Head office of The National Gas Company of Trinidad and Tobago, Point Lisas, Couva, is one of the joint venture companies in National Enterprise Limited’s portfolio. (Photo: Shaun Rambaran / Forge Business Imagery)

Proman Trinidad had continued to operate its M2 and M3 methanol plants that are being fed by its natural gas-producing subsidiary DeNovo. These plants have combined nameplate capacity of 1.12mn tons/yr.

The country’s methanol exports of 4.35 mn tons in 2020 were 24 per cent less than 2019, according to government data.

Weakening ammonia exports

The natural gas curtailment has also depressed the country’s ammonia exports that totalled 3.9mn tons in 2020, 14 per cent below 2019.

Liquefied natural gas exports last year fell 17 per cent below 2019 to 23.8mn cubic metres, according to the energy ministry.

The gas shortage led to the closure of steel producer ArcelorMittal in 2016, and to ammonia exporters Yara in 2019 and Nutrien in 2020.

Yara shuttered its ammonia plant in Trinidad in 2019. (Photo: yara.com)

The country’s natural gas production is below levels of eleven years ago, but former Energy Minister Franklin Khan forecast in March that there will be adequate volumes by 2025, with major producers initiating several projects.

The late Francis Khan, former energy minister in Trinidad and Tobago (File photo)

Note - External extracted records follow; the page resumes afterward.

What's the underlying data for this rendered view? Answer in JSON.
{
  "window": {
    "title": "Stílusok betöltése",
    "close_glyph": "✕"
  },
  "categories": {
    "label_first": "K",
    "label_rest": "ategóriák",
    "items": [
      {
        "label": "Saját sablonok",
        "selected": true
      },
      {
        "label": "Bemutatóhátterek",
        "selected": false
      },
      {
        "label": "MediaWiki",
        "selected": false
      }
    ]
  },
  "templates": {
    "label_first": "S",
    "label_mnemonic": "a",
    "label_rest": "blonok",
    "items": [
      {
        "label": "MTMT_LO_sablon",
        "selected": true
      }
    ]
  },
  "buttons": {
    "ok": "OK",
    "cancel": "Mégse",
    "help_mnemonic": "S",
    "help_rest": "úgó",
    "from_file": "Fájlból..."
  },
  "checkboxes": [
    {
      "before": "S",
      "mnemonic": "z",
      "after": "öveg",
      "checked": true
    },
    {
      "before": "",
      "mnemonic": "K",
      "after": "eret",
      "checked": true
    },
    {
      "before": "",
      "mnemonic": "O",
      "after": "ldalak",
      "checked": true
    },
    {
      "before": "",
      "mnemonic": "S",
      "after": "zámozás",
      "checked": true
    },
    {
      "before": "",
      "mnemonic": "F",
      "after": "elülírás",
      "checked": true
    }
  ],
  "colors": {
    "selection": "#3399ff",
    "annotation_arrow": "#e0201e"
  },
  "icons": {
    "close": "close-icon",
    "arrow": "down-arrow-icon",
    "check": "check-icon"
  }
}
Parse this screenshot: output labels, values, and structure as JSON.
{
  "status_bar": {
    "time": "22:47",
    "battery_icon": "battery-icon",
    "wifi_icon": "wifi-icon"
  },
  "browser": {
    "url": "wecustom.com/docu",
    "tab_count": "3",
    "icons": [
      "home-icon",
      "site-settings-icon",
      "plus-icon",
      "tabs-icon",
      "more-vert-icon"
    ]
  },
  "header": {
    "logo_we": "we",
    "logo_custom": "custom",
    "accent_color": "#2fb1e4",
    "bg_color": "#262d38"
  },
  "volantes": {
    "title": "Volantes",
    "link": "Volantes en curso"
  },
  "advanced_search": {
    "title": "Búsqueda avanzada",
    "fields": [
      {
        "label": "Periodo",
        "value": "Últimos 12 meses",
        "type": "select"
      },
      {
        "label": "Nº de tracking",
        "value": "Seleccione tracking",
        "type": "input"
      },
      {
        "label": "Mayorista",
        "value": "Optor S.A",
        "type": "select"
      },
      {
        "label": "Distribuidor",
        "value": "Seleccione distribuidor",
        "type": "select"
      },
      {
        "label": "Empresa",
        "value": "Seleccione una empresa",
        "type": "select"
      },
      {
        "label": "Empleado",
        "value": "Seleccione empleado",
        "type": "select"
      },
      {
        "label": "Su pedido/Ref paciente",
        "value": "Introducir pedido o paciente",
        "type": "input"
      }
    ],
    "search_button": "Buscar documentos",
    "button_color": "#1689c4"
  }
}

The central bank weighs in

But the country’s central bank is cautious on the more immediate outlook for the energy sector,

The coronavirus pandemic caused “significant disruptions” in the economy in 2020, “particularly in an already stressed energy sector”, the bank said.

The energy sector contracted by 13.8 per cent, contributing to the economy sliding by 7.9 per cenr, the bank reported.

“The global pandemic will continue to affect all facets of the Trinidad and Tobago economy.”